Auch im Verwaltungs- und Gerichtsverfahrensrecht hat das BSG einige Entscheidungen getroffen. Trotz mancher Ausnahmen ist als Grundtendenz eine gewisse Stärkung der behördlichen Instrumente gegenüber den Leistungsberechtigten festzustellen.

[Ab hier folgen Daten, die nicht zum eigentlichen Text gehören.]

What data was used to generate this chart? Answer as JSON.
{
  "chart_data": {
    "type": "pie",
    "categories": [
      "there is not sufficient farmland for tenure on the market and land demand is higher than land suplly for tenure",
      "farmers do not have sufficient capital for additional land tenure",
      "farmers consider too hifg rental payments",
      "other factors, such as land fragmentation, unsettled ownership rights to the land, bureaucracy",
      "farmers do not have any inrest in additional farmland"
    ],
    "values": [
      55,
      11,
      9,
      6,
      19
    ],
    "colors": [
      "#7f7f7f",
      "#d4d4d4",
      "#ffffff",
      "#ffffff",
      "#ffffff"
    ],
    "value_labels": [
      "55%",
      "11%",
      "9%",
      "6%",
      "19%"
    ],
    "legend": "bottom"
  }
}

1. Keine Überprüfungspflicht nach § 44 SGB X bei pauschalem Antrag
Mit zwei Entscheidungen (BSG, Urt. v. 13.2.2014 – B 4 AS 22/13 R und BSG, Beschl. v. 4.6.2014 – B 14 AS 335/13 B) hat das BSG die Anforderungen an die Anwendung von § 44 SGB X angehoben. In beiden Entscheidungen hält es eine Behörde nicht für verpflichtet, auf einen allgemein gehaltenen Antrag hin "sämtliche bestandkräftige[n] Bescheide auf ihre Rechtmäßigkeit" zu überprüfen. In diesem Fall sei der Behörde die Ermittlung des "Einzelfalls" nicht möglich. Auch sei eine nachträgliche Konkretisierung im Klageverfahren nicht möglich: Maßgeblicher Entscheidungszeitpunkt sei hier die Widerspruchsentscheidung.
Hinweis:
Zur rechtssicheren Auslösung der Überprüfungspflicht sollte mindestens der zu überprüfende Bescheid mit Datum genannt werden. Allerdings dürfte der Leistungsträger bei pauschalen Anträgen gehalten sein, durch Nachfrage eine nähere Klärung zu erreichen, § 21 Abs. 2 S. 1 SGB X.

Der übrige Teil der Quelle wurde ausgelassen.